Ao comentar o episódio, o ministro da Defesa, José Múcio Monteiro, ressaltou que “Devemos ao Exército, à Marinha e à Aeronáutica a manutenção da nossa democracia”. A história prova o contrário. Desde o fim da monarquia, o que tivemos dos militares foi uma série de intervenções e processos ditatoriais, tendo o último ocorrido em 1964 e se desdobrado por duas décadas. São os militares que devem desculpas a nossa democracia, que é fruto da vontade política dos civis.

As instituições que temos hoje não são filhas da caserna ou do beneplácito dos generais, mas da Constituição construída por democratas.

A redemocratização não ocorreu como um favor dos militares (e o gigantesco movimento das Diretas Já comprova isso). As instituições que temos hoje não são filhas da caserna ou do beneplácito dos generais, mas da Constituição construída por democratas de vértices ideológicos dos mais diversos.

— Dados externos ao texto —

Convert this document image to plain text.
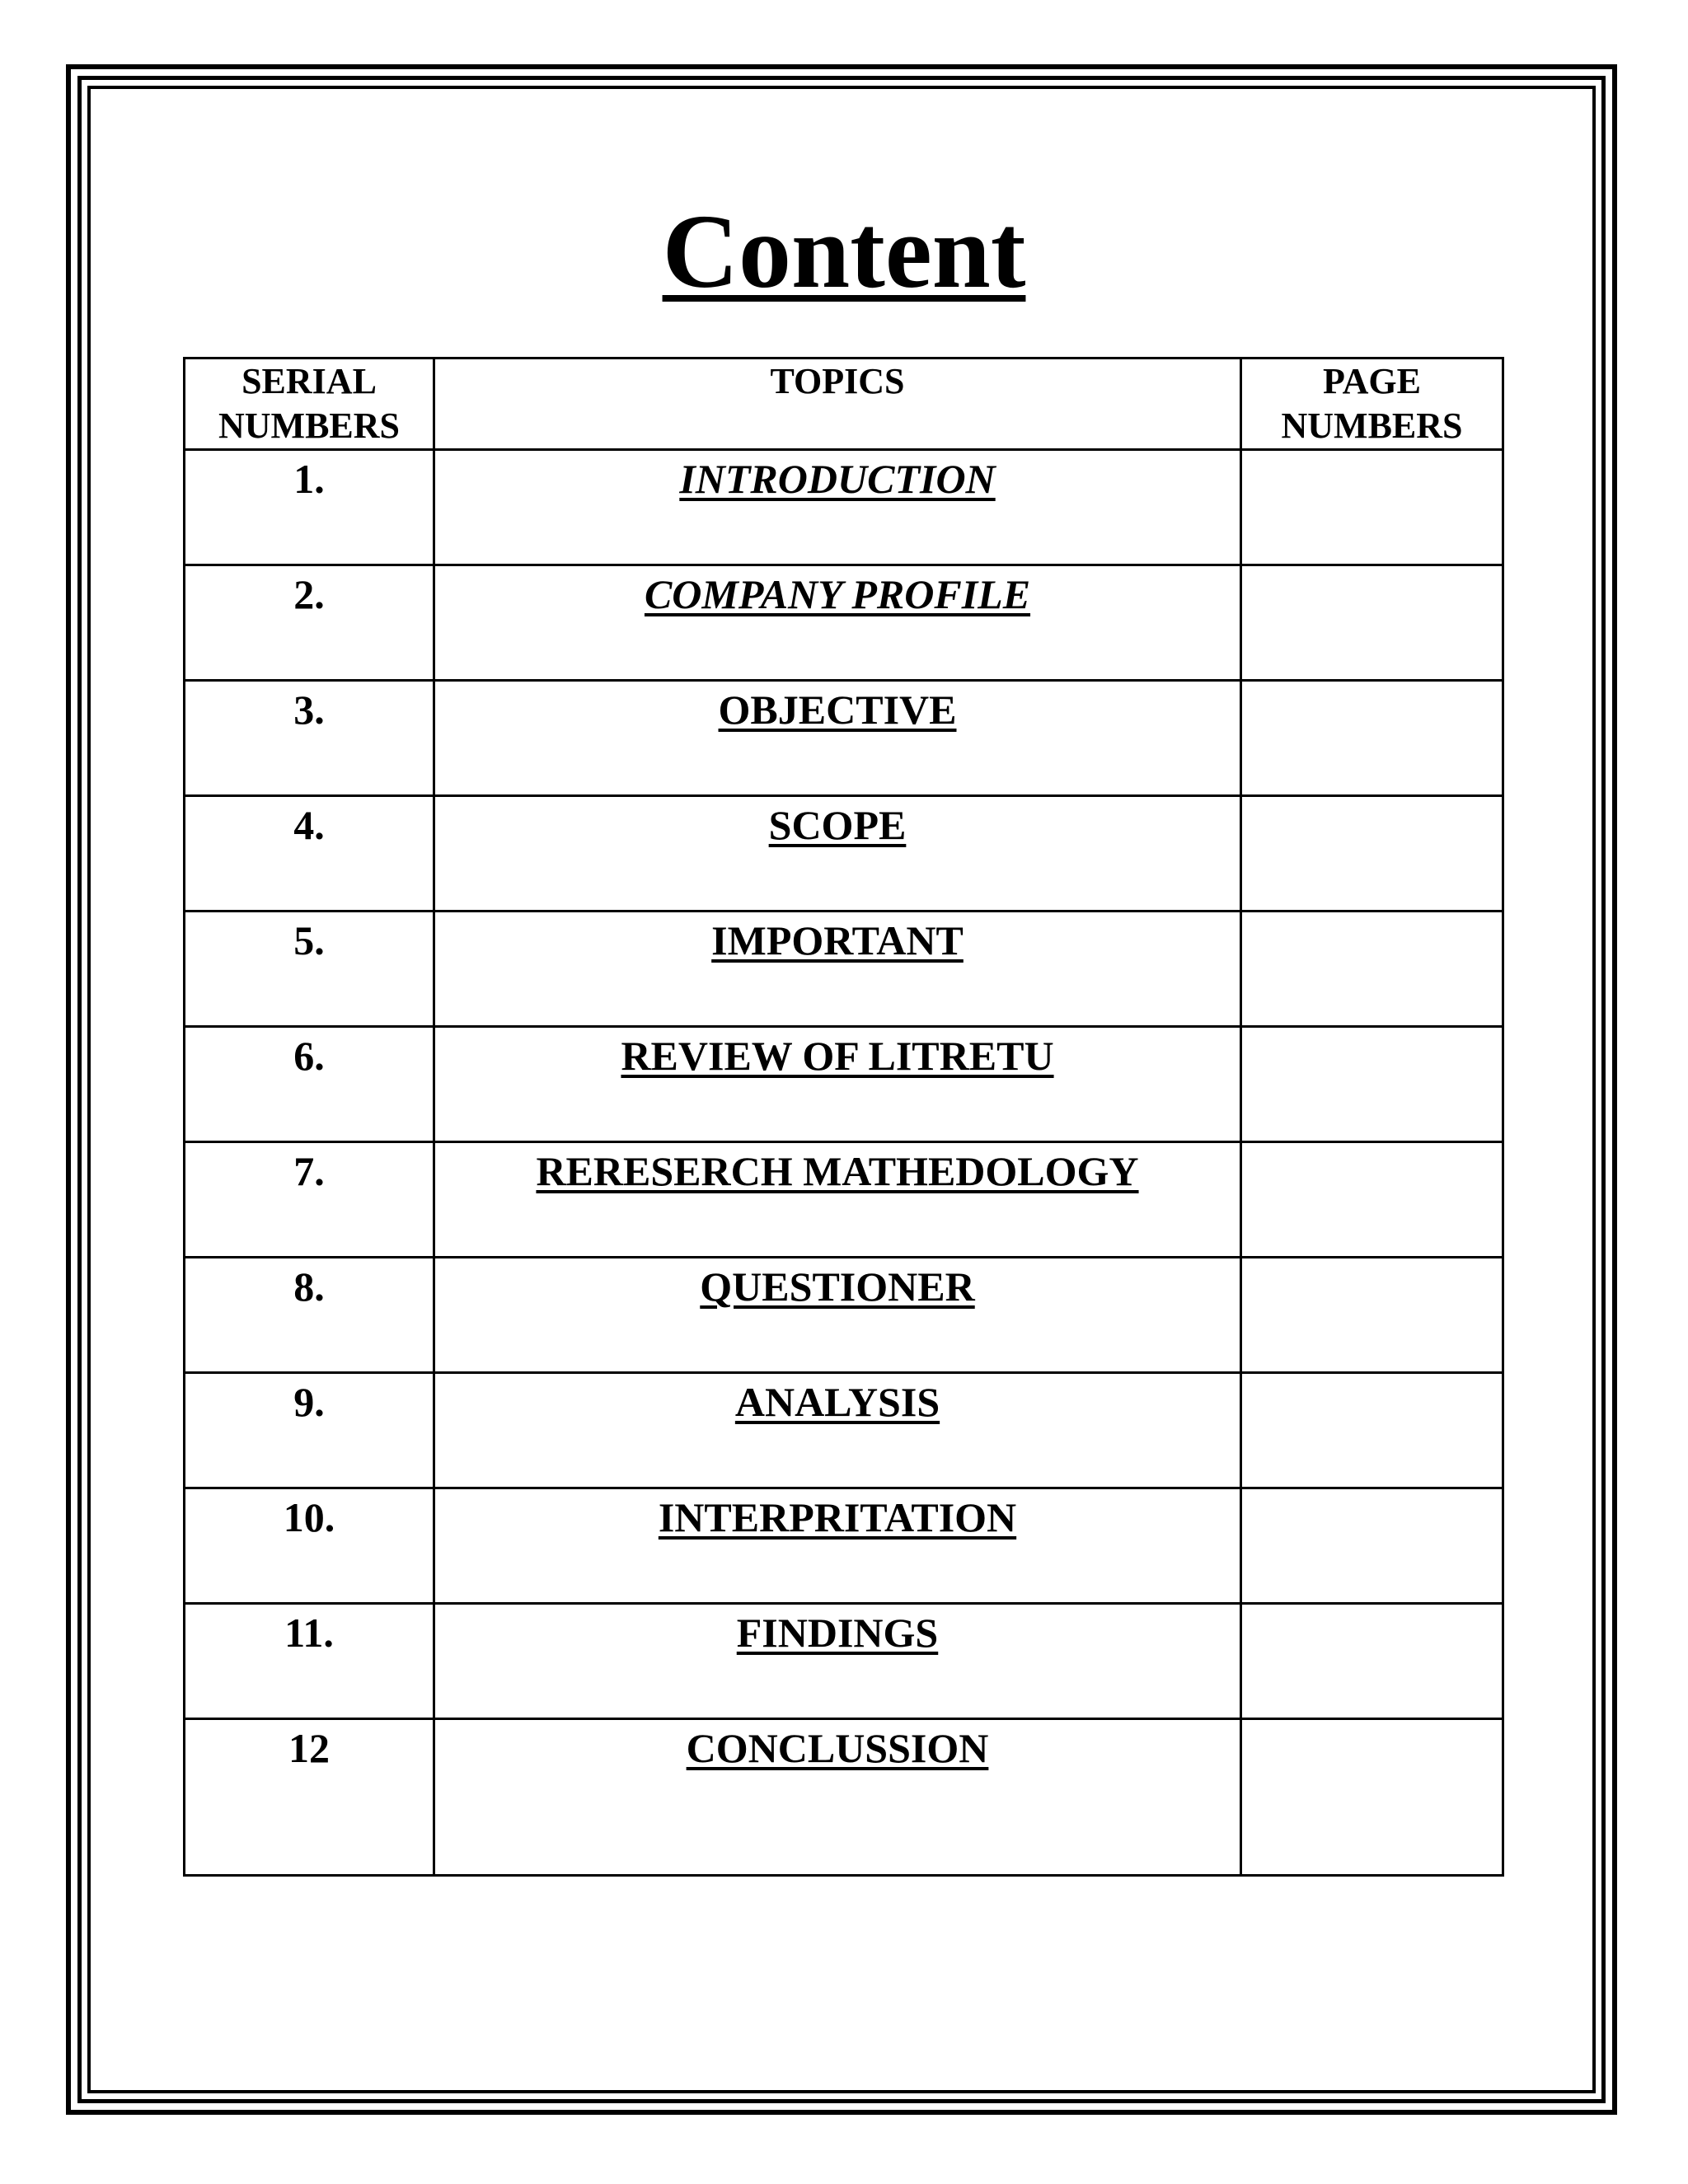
Content
SERIAL NUMBERS	TOPICS	PAGE NUMBERS
1.	INTRODUCTION	
2.	COMPANY PROFILE	
3.	OBJECTIVE	
4.	SCOPE	
5.	IMPORTANT	
6.	REVIEW OF LITRETU	
7.	RERESERCH MATHEDOLOGY	
8.	QUESTIONER	
9.	ANALYSIS	
10.	INTERPRITATION	
11.	FINDINGS	
12	CONCLUSSION	
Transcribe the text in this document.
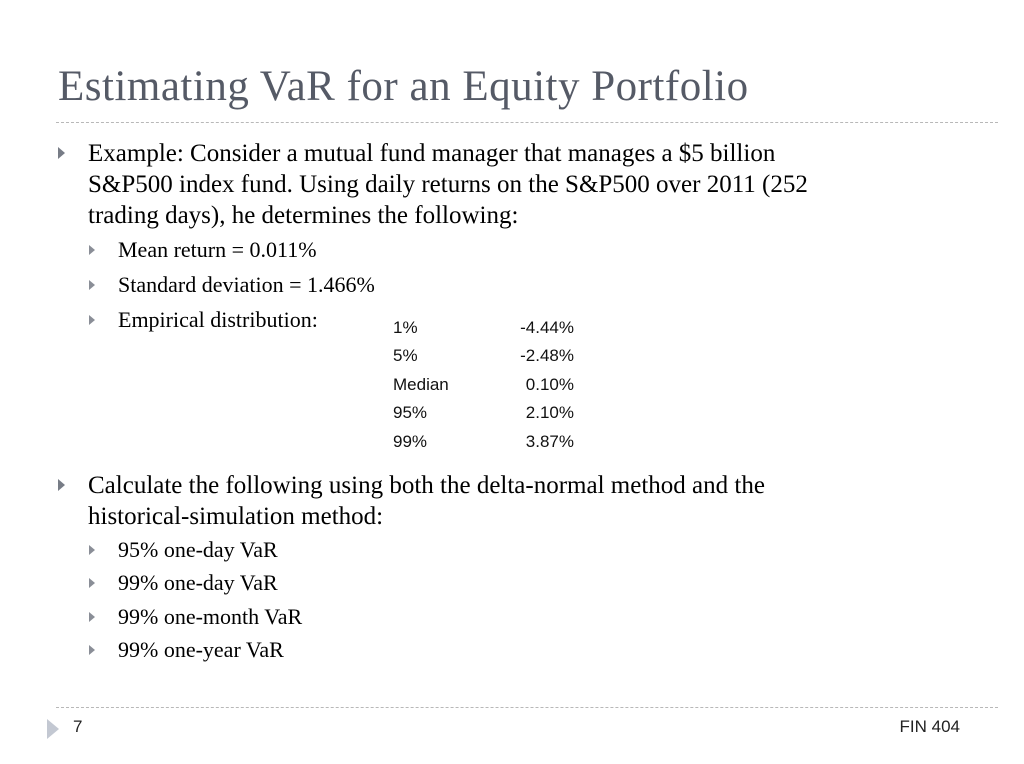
Estimating VaR for an Equity Portfolio
Example: Consider a mutual fund manager that manages a $5 billion
S&P500 index fund. Using daily returns on the S&P500 over 2011 (252
trading days), he determines the following:
Mean return = 0.011%
Standard deviation = 1.466%
Empirical distribution:	1%	-4.44%
5%	-2.48%
Median	0.10%
95%	2.10%
99%	3.87%
Calculate the following using both the delta-normal method and the
historical-simulation method:
95% one-day VaR
99% one-day VaR
99% one-month VaR
99% one-year VaR
7	FIN 404
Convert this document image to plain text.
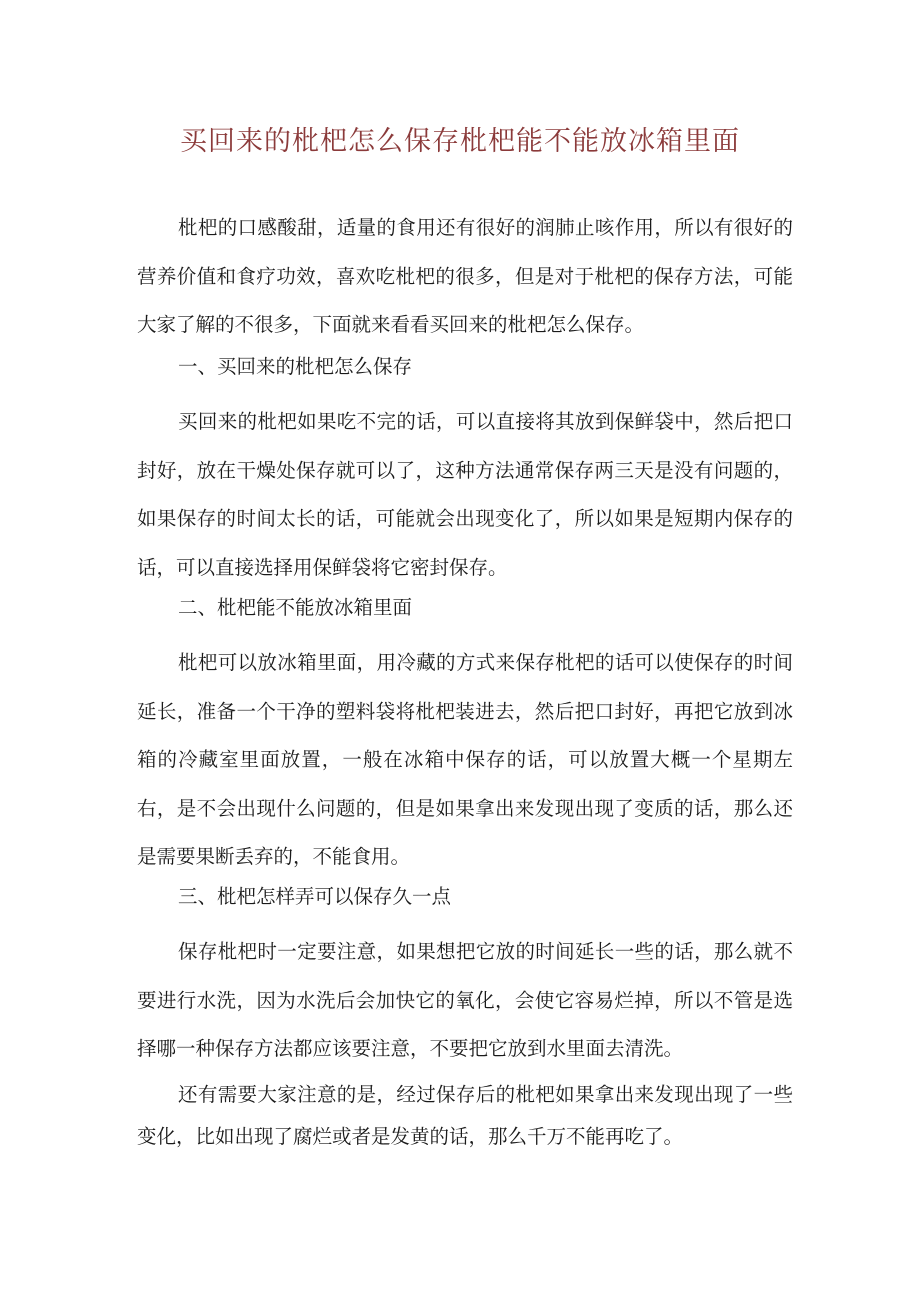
买回来的枇杷怎么保存枇杷能不能放冰箱里面

枇杷的口感酸甜，适量的食用还有很好的润肺止咳作用，所以有很好的营养价值和食疗功效，喜欢吃枇杷的很多，但是对于枇杷的保存方法，可能大家了解的不很多，下面就来看看买回来的枇杷怎么保存。

一、买回来的枇杷怎么保存

买回来的枇杷如果吃不完的话，可以直接将其放到保鲜袋中，然后把口封好，放在干燥处保存就可以了，这种方法通常保存两三天是没有问题的，如果保存的时间太长的话，可能就会出现变化了，所以如果是短期内保存的话，可以直接选择用保鲜袋将它密封保存。

二、枇杷能不能放冰箱里面

枇杷可以放冰箱里面，用冷藏的方式来保存枇杷的话可以使保存的时间延长，准备一个干净的塑料袋将枇杷装进去，然后把口封好，再把它放到冰箱的冷藏室里面放置，一般在冰箱中保存的话，可以放置大概一个星期左右，是不会出现什么问题的，但是如果拿出来发现出现了变质的话，那么还是需要果断丢弃的，不能食用。

三、枇杷怎样弄可以保存久一点

保存枇杷时一定要注意，如果想把它放的时间延长一些的话，那么就不要进行水洗，因为水洗后会加快它的氧化，会使它容易烂掉，所以不管是选择哪一种保存方法都应该要注意，不要把它放到水里面去清洗。

还有需要大家注意的是，经过保存后的枇杷如果拿出来发现出现了一些变化，比如出现了腐烂或者是发黄的话，那么千万不能再吃了。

Na cabeça de Múcio, deveríamos todos prostrar-nos na frente dos quartéis em agradecimento aos fardados por estes nos permitirem o exercício do sufrágio universal e da livre associação. É uma hipótese aberrante. É a Constituição, um documento civil, que delimita a atuação dos militares, e não o contrário.

A declaração de Múcio apenas ressalta que este senhor já deveria ter sido demitido do Ministério da Defesa, e isso já no dia 2 de janeiro, quando ele admitiu que tinha parentes e amigos na frente dos quarteis. Na época, também afirmou que via a presença e atividades desses grupos como “manifestação da democracia”. Em 8 de janeiro, menos de uma semana depois, extremistas oriundos daquelas instalações saíram em marcha até a sede dos Três Poderes, promovendo um ataque criminoso contra as instituições. Não se sabe se algum amigo de Múcio foi partícipe dos atos, o que se sabe é que as Forças Armadas deram de ombros para os acampamentos golpistas erguidos, com o ministro da Defesa contemporizando como se estivesse completamente alheio à realidade.

Na noite do dia 8, quando, sob ambiente de enorme tensão, se discutiu o que fazer com os manifestantes em Brasília, Múcio nem estava presente na reunião envolvendo o Comando Militar do Planalto e o presidente da República. O relato consta no depoimento prestado à Polícia Federal pelo general Gustavo Dutra, a que a revista Veja teve acesso. O militar relatou que, ao final de uma ligação, Lula perguntou: “O ministro Múcio está aí?”. O titular não estava. “Deveria estar”, falou Lula.

Múcio, aliás, testemunhou a insubordinação de quadros de alta patente. Lula sempre desejou que os acampamentos fossem imediatamente desmobilizados, mas nada aconteceu até depois do dia fatídico dos ataques. O ministro da Defesa foi incapaz de fazer o então comandante do Exército, Júlio César Arruda, a se demover de sua inação. “Aqui ninguém mexe!”, respondia o general. Arruda acabou demitido pelo presidente. O prejuízo de sua insubordinação, entretanto, continua em processo de cicatrização, até pelo seu ineditismo.

Como ministro da Defesa, Múcio tem a função de servir como elo entre o Planalto e a caserna. Não é, deve-se ressaltar, uma função fácil, ainda mais num contexto de conflito, em que, agora sabemos, membros do topo da hierarquia militar conspiraram abertamente pela ruptura. Mas uma coisa é manter o diálogo necessário e buscar a melhoria das relações, outra coisa é displicência, falta de pulso e covardia moral para punir militares infratores e, conjuntamente a isso, subscrever a tese de fundo do baguncismo que é o falso papel das Forças Armadas como tuteladoras da democracia brasileira.